Just by looking at you using Meta smart glasses, you can know everything about you A new problem
A new device hits the market, one that somehow ends up being hacked by experts.
This is exactly what happened to Meta's smart glasses, which, although not very new, two Harvard students wanted to prove that they could become a tool to know the personal data of anyone on the street in seconds.
AnhPhu Nguyen and Caine Ardayfio are the masterminds behind this project, called I-XRAY. To prove that the issue of privacy needs a new review, they combined the Ray-Ban Meta 2 with a face search engine called PimEyes .
The result is this: just by looking at a person, he can get their name, address and phone number.
The most disturbing thing is how easy it is to use. The glasses transmit what you see in real time, and the software detects faces and searches for matches online. Within seconds, all the available information about that person appears on the user’s mobile phone.
But why did they choose Meta Glasses? Because they are virtually indistinguishable from regular glasses. That makes them the perfect tool for scanning faces without arousing suspicion.

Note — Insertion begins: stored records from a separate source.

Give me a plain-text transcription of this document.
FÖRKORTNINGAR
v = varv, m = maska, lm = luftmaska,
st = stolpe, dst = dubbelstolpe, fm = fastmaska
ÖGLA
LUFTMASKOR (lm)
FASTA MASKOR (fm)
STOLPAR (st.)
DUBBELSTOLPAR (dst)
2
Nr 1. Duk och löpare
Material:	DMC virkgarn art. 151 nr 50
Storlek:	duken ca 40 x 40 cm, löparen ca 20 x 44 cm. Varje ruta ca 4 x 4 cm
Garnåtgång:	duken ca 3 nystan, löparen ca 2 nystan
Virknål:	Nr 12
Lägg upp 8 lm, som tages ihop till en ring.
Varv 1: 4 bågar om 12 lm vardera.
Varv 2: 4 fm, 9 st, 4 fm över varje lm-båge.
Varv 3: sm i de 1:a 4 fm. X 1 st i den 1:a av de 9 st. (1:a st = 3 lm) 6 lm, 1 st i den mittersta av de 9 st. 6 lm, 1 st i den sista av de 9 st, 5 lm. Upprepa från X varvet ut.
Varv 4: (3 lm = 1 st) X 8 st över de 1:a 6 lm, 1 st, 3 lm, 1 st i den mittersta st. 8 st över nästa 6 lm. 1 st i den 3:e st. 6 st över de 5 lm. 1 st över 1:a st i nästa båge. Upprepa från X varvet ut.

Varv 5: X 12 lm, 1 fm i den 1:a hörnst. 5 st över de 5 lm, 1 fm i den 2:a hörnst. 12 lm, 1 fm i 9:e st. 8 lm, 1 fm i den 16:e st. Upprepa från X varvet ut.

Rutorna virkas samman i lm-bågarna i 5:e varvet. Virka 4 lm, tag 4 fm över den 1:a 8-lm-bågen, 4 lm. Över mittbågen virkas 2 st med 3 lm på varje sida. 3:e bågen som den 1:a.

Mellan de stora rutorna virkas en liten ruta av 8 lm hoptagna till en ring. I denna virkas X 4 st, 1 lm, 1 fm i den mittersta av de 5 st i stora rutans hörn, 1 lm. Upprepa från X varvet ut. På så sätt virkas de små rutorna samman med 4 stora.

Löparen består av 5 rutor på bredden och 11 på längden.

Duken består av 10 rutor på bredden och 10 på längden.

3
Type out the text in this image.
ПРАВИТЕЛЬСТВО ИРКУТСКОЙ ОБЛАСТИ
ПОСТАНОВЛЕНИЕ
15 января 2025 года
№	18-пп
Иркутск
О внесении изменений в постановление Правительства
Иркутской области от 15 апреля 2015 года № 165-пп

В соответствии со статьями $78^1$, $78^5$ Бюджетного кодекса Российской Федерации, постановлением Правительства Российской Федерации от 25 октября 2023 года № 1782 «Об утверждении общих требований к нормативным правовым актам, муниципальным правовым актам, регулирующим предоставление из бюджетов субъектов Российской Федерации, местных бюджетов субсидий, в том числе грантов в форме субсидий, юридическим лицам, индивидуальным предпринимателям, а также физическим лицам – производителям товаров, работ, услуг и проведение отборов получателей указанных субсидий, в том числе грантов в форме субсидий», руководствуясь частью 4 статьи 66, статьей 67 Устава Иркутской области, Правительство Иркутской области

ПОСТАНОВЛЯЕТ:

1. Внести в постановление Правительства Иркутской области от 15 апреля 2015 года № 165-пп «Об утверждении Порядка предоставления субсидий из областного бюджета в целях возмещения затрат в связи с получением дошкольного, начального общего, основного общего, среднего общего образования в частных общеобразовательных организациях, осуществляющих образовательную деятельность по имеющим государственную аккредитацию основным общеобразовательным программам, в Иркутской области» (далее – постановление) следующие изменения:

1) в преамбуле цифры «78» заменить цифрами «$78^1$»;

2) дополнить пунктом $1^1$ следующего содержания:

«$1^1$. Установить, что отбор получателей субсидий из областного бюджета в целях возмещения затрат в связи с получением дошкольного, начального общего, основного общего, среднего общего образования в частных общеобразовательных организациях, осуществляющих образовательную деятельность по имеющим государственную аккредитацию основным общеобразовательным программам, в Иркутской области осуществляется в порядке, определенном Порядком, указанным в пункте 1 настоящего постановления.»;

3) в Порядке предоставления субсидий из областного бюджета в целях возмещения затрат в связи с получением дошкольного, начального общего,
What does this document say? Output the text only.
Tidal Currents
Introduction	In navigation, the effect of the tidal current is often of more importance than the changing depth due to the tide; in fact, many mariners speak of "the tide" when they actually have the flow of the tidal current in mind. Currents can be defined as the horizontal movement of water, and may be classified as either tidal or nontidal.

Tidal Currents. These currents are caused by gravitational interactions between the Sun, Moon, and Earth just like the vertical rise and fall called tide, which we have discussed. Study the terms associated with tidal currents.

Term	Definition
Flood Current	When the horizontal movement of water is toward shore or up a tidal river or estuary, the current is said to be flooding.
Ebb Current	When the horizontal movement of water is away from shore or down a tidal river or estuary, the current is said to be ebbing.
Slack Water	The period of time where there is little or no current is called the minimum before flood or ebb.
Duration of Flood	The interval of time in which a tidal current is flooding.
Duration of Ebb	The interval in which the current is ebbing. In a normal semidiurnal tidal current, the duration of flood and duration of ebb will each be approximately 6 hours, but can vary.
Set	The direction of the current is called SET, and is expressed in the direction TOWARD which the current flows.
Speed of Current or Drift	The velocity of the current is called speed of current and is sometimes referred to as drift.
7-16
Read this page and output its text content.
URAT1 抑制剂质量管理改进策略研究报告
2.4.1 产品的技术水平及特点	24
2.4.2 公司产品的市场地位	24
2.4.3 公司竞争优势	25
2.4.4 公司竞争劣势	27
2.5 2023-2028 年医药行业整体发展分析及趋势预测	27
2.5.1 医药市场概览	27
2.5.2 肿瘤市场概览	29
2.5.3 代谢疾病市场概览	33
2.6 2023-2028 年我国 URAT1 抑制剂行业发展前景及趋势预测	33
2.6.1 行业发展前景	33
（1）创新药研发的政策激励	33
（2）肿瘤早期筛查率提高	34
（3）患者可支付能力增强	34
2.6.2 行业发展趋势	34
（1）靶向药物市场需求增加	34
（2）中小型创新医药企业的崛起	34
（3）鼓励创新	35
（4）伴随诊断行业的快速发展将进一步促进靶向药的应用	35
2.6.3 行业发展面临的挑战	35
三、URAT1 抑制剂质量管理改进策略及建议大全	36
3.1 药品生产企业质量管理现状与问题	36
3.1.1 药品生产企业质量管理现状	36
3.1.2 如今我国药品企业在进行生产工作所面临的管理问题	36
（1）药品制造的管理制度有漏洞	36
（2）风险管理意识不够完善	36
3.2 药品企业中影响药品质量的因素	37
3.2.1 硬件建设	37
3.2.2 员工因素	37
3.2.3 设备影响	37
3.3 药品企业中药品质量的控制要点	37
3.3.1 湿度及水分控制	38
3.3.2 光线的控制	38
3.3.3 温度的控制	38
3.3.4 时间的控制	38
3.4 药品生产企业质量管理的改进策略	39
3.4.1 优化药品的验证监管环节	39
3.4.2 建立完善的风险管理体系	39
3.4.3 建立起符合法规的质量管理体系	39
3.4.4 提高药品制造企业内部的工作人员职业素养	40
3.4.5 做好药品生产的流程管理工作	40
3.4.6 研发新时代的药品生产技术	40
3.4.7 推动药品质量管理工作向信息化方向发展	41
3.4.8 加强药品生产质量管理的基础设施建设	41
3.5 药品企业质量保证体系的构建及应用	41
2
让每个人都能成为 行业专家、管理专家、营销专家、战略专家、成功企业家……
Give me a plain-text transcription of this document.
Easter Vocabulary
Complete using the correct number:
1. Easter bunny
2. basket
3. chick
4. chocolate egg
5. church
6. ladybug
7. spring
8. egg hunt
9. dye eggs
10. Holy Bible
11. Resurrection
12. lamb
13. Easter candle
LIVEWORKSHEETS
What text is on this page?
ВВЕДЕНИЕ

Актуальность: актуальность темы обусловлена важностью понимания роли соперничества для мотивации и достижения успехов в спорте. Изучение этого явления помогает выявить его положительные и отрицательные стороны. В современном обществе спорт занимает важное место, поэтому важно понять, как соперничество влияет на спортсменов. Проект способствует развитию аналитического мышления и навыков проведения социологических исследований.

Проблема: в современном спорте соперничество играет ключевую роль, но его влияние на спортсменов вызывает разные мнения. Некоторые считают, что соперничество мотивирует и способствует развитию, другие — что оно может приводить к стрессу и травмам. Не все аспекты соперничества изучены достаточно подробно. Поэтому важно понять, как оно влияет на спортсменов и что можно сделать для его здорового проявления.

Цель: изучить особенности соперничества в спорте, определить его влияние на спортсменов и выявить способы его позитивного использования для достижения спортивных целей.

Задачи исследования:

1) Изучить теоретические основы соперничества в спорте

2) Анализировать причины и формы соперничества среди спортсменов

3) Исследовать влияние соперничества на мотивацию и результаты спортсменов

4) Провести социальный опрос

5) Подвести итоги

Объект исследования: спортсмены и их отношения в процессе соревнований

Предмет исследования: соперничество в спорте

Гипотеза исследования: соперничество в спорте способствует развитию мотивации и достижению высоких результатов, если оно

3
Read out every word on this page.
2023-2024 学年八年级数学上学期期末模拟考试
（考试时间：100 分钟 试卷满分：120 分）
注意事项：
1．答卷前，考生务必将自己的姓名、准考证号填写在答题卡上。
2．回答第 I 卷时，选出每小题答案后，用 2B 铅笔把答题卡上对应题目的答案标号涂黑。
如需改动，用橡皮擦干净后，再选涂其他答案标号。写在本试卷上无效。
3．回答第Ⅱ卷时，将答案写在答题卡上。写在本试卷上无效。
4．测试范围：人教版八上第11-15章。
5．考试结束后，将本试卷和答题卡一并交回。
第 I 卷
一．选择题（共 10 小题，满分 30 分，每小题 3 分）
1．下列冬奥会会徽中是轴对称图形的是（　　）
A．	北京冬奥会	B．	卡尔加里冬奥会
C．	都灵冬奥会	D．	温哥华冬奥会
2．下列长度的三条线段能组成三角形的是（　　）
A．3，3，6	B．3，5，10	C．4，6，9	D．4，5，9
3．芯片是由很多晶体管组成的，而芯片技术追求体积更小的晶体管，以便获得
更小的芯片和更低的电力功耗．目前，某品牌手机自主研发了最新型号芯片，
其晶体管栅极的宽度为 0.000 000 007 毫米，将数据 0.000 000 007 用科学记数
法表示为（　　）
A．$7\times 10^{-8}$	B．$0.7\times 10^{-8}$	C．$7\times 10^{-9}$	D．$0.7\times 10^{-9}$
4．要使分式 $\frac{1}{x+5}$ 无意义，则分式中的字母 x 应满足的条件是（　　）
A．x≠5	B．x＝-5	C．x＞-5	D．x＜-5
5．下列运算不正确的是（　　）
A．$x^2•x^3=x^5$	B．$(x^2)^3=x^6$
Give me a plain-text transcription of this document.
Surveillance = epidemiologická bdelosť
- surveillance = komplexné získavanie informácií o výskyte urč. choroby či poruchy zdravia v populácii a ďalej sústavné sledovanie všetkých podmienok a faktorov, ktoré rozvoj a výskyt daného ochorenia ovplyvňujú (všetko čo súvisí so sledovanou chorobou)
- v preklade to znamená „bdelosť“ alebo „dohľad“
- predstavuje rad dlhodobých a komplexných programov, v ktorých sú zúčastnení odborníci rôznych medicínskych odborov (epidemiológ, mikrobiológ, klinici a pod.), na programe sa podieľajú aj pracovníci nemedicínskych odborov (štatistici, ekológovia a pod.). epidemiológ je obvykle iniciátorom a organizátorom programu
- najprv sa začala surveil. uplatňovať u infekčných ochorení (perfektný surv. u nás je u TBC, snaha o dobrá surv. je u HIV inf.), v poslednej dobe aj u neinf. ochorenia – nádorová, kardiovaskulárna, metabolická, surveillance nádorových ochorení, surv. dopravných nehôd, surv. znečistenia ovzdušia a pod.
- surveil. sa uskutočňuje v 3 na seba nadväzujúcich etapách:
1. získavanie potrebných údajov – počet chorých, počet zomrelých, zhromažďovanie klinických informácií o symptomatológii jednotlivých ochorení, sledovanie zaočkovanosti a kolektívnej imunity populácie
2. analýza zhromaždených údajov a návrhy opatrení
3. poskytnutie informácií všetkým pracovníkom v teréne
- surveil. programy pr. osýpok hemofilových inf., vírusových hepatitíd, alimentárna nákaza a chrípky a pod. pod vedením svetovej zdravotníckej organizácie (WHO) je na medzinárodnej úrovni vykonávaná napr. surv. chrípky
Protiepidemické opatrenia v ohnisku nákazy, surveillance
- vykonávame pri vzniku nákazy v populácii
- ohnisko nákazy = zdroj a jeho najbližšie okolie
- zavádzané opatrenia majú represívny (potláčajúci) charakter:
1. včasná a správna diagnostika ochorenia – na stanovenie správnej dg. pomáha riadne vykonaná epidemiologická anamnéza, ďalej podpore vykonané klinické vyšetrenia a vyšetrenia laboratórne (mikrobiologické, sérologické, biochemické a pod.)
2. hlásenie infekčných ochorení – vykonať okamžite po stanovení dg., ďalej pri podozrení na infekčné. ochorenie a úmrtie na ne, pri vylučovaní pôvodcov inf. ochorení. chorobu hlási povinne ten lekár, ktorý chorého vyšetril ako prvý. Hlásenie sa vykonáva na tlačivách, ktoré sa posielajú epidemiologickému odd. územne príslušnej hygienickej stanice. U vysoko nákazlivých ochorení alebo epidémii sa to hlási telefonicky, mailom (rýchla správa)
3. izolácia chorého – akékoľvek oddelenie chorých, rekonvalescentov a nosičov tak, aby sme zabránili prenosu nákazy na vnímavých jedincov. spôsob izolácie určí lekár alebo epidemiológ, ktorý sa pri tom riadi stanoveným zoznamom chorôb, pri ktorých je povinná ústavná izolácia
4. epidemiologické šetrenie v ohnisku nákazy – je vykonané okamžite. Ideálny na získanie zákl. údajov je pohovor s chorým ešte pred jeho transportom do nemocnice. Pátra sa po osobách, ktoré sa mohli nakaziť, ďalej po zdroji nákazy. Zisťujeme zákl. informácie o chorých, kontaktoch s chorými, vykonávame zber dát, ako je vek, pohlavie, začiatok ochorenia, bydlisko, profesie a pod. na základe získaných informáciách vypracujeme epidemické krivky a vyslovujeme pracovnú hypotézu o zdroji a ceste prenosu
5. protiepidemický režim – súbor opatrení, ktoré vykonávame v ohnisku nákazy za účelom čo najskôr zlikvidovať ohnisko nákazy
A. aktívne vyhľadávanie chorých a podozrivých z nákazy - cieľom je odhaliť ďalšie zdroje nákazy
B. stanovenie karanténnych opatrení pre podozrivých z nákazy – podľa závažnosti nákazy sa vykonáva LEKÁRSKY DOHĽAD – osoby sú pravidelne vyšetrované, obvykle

They even covered the light that indicates the glasses are recording, so no one would notice they were being recorded.
Of course, this is something that was done with the idea of educating and proving that these devices are not as secure as one might think, no matter how much the company behind them sells them, dead in this mess of absolute privacy. Everything is hackable and in this case the creators insist that their intentions are not malicious. In fact, they do not plan to release the code to make it available to everyone.